I internally shook my head and hooked a finger under the edge of the robe, teasing the skin behind. “If you’re wearing those panties I had in mind when I jerked off in the shower,” I admitted, flames turning in the pit of my stomach.
She sucked in a breath and I didn’t dare slide the material away to find out myself. It was wrong. Touching her was never supposed to happen, but now that I was feeling her, I wasn’t sure I was going to be able to stop myself.
“Yes,” she whispered, her eyes closing as I dragged my finger until it reached the spot under her neck.
My cock pulsed, begging for release and I squeezed my eyes shut, praying I’d come back to my senses and leave the fuck out of here until I broke my promise. If she let me, sleeping with her would’ve meant going back to the man I once was—the one who had a reputation for fucking every assistant passing in his office—and I couldn’t let that happen.
Haelyn was off-limits.
But when I opened my eyes and saw her open mouth and her rising chest, I forgot about why I wasn’t supposed to do this.
“I should go,” the last sane part of me said, though my hand curled the back of her neck.
Haelyn pushed herself into me. “You should,” she agreed.
I lingered for a moment, listening to our joined and erratic breaths. I tried to search in my mind for the reason why I should return to the couch, but my brain was nothing more than a cloud.
Fuck it.
I lashed at her, pushing her head to mine and smashing my lips to hers. She opened up for me, meeting my tongue halfway as she slowly melted in my grip. I swallowed her moan, biting her bottom lip between my teeth while every muscle in my body tightened.
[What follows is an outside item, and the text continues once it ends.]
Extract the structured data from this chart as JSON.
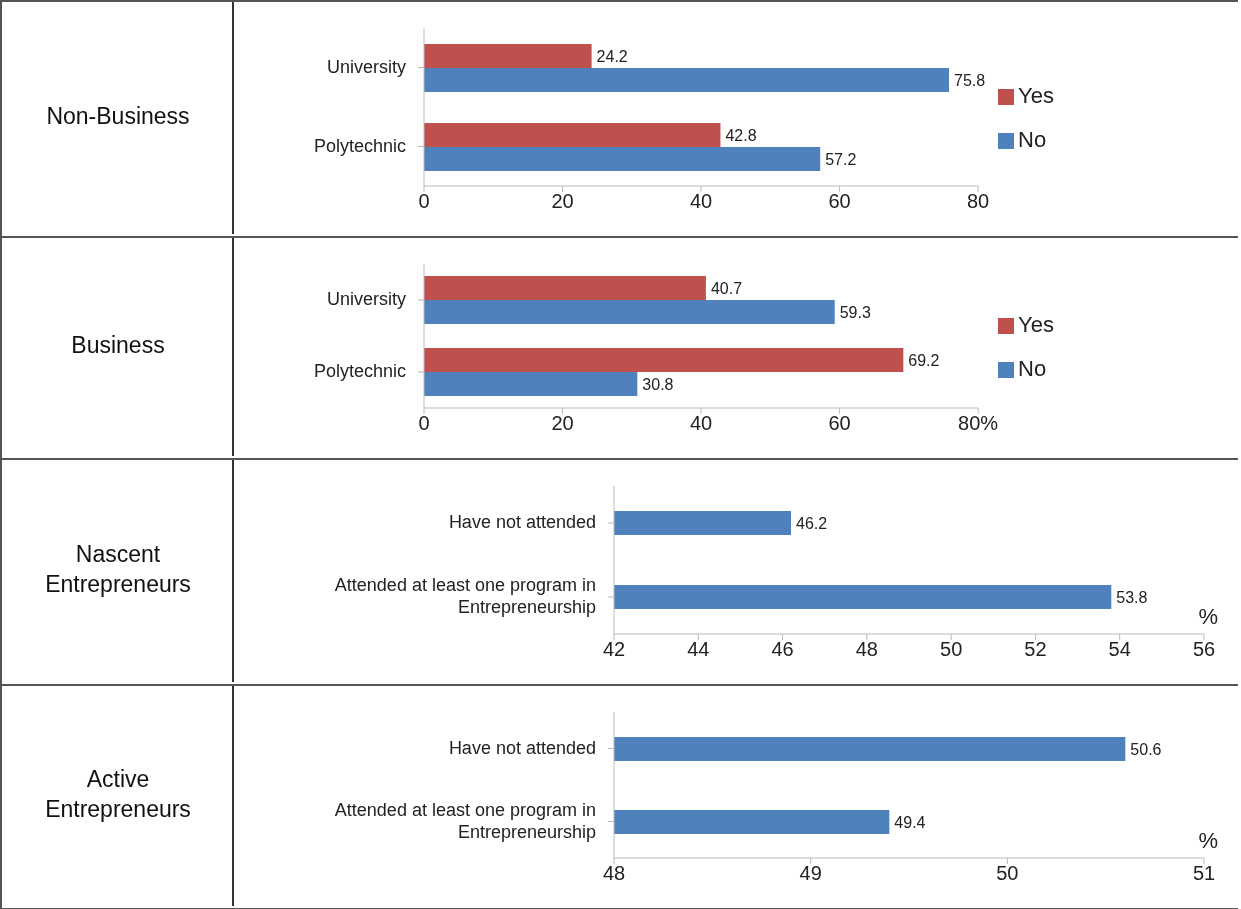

The sound rushed directly to my dick that pulsed on her abdomen as my mouth covered hers hungrily. The way she made me feel was perilous—it was almost as if she introduced me into another world where everything I thought was enough until then, but turned out to be minimal now that I had her.
My foot took a step back as a carving ache made me release her mouth, eager to hear how her moans sounded when I wasn’t covering them. She slowly peeled her eyes open before a flash passed through.
I instantly tensed, letting her free. “I shouldn’t have done that,” I told her, even though my body begged for more of her.
We stared at each other for a while and I waited for her to give me the smallest hint about if I should’ve made my way out or stayed here. But she glanced at my lips, sucking in repeated breaths and my heart sunk with each second passing without a word from her.
When I put my hand on the doorknob, she flinched to the side, almost as if she didn’t realize we stopped kissing. I looked at her, waiting.
Come on. Tell me to stay.
No. Tell me to go. Tell me this was wrong and you don’t want to see me ever again.
Instead, she just stood there, not even sparing me a glance. So I took that as my cue to leave no matter how hard the fire in my heart burned, longing for more.
I didn’t deserve the kiss. Or her. Not after I infiltrated myself into her life like a fucking psychopath. Not after I still continued to lie. Not after I fed her the illusion of Chad.
I was a fucking asshole.
She made the right choice sending me away.
TWENTY-SEVEN
HAELYN
My eyes remained glued on his back as I felt the warmth leaving my body along with him. Cold swept in my limbs, the door whooshing air inside when it closed and at the same time, it knocked the wind out of my lungs.
I raised my fingers and traced them over my lips—the very same lips that had a taste of Mr. Graves’ mouth and the roughness of him. If I closed my eyes, I could still feel his body pressing on mine and the whisper of his breath from my neck to the inside of my thighs.
I couldn’t believe he did that.
And though I wouldn’t have ever made the move myself, I still dared to arch my bottom into his, provoking him to accept the challenge my lips were begging him for. Deep down, I prayed he’d be at least tempted to take a bite.
Now, I wished he never had because I was never going to forget the feel of him. The skin surrounding my mouth burned from the hunger in our kiss. But it was wrong. In all the right ways.
Us, doing anything else besides work, was wrong. Sara warned me. He wanted nothing more than a warm body in hisbed, and yet my knees shook at the reminder of the position we were in two minutes ago.